The combination of results from similar studies is often known simply as 'meta-analysis'. Common
examples are combining results of randomized controlled trials of the same intervention in
evidence-based medicine; of correlation coefficients for a pair of constructs measured similarly
across studies in social science; or of odds ratios measuring association between an exposure and
an outcome in epidemiology. More complex syntheses of multiple sources of evidence have developed
recently, including combined analyses of clinical trials of different interventions, and combined
analysis of data from multiple microarray experiments (sometimes called cross study analysis). For
straightforward meta-analyses, general least-squares methods may be used, but for complex
meta-analyses, the technical statistical approach is not so obvious.
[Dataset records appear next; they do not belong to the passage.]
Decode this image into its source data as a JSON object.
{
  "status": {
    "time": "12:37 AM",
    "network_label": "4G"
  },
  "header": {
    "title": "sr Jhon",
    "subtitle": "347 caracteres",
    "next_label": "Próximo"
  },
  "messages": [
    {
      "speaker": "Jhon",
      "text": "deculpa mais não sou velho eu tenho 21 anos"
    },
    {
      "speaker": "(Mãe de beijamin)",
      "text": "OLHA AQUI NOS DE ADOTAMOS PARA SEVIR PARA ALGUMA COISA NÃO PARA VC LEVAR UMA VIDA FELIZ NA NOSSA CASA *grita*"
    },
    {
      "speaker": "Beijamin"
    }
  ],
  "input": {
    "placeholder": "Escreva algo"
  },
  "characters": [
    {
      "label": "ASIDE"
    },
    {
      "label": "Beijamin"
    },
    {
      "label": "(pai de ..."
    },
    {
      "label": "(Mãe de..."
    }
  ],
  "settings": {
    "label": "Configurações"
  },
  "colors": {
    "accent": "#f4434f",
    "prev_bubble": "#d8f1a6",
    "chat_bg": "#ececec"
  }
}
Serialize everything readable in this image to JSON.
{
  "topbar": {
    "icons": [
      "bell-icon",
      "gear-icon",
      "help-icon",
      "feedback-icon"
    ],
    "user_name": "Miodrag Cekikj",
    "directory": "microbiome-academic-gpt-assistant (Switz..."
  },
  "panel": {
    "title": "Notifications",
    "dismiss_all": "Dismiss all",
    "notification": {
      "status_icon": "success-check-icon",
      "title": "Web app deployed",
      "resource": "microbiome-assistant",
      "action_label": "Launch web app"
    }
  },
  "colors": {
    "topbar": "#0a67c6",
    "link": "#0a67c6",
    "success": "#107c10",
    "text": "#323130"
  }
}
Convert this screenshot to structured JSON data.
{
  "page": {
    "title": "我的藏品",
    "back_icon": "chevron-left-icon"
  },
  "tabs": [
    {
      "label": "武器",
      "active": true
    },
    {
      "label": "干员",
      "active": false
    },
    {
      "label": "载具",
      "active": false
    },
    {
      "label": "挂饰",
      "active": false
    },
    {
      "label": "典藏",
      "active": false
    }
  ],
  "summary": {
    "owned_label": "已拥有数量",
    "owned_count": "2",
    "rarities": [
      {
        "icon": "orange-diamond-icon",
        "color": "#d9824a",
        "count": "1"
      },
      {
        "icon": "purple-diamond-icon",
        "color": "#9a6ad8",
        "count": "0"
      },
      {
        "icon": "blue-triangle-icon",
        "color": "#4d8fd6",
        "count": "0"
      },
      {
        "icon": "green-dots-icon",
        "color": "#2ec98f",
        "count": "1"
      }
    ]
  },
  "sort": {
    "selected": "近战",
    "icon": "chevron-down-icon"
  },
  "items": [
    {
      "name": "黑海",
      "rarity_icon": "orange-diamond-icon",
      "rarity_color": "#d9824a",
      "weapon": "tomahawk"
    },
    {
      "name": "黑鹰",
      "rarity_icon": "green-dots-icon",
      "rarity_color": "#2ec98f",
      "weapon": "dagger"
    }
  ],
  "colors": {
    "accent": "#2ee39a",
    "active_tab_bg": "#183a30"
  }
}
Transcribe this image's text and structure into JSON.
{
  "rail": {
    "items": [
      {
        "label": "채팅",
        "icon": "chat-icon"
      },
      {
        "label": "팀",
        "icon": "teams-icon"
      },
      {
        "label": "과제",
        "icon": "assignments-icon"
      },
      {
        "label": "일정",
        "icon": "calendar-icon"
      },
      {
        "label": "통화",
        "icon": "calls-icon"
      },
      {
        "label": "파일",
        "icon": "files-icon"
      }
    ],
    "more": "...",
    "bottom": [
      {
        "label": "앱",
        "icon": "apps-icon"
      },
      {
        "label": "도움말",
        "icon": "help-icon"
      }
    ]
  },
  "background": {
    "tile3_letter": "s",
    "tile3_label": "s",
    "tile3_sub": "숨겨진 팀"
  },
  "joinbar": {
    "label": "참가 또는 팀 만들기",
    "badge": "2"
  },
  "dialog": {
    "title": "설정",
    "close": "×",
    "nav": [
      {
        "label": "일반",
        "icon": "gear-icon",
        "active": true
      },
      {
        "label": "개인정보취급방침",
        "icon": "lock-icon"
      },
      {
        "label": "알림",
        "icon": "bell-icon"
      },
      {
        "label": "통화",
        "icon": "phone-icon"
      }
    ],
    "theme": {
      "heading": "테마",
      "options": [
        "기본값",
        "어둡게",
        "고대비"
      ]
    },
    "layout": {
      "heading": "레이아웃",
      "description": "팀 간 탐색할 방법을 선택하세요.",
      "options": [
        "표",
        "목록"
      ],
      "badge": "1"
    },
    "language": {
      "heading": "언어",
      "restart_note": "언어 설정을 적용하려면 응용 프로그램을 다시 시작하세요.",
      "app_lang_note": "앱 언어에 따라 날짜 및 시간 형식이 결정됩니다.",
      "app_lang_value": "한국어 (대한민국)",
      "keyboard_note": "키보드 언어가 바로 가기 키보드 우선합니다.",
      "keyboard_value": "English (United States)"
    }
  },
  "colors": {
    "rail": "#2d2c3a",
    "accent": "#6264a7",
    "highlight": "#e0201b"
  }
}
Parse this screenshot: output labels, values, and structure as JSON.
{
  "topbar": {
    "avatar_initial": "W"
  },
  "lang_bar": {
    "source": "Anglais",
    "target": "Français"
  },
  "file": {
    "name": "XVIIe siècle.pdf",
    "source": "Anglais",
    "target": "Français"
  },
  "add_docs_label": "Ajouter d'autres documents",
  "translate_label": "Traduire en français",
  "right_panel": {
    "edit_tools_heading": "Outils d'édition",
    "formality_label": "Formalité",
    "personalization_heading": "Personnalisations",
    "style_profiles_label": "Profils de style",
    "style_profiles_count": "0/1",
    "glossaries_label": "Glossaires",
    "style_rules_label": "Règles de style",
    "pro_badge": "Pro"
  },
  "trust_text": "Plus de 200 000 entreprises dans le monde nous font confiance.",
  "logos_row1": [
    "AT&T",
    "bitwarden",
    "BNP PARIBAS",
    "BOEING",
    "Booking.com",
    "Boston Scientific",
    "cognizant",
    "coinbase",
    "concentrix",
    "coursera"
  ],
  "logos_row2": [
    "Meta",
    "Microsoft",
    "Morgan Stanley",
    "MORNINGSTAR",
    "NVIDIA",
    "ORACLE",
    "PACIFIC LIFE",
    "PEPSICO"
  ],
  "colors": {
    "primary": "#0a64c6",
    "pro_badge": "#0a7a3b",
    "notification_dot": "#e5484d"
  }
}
Often likelihood and Bayesian
approaches provide very different perspectives; and in practice the possible benefits of more
complex approaches may be hard to discern as many meta-analyses are compromised by limited or
biased availability of data from studies as well as by varying methodological limitations of the
studies themselves.
The presence of multiple sources of evidence has long been a recognized challenge in the
development and appraisal of statistical methods — from Laplace and Gauss to Fisher and Lindley.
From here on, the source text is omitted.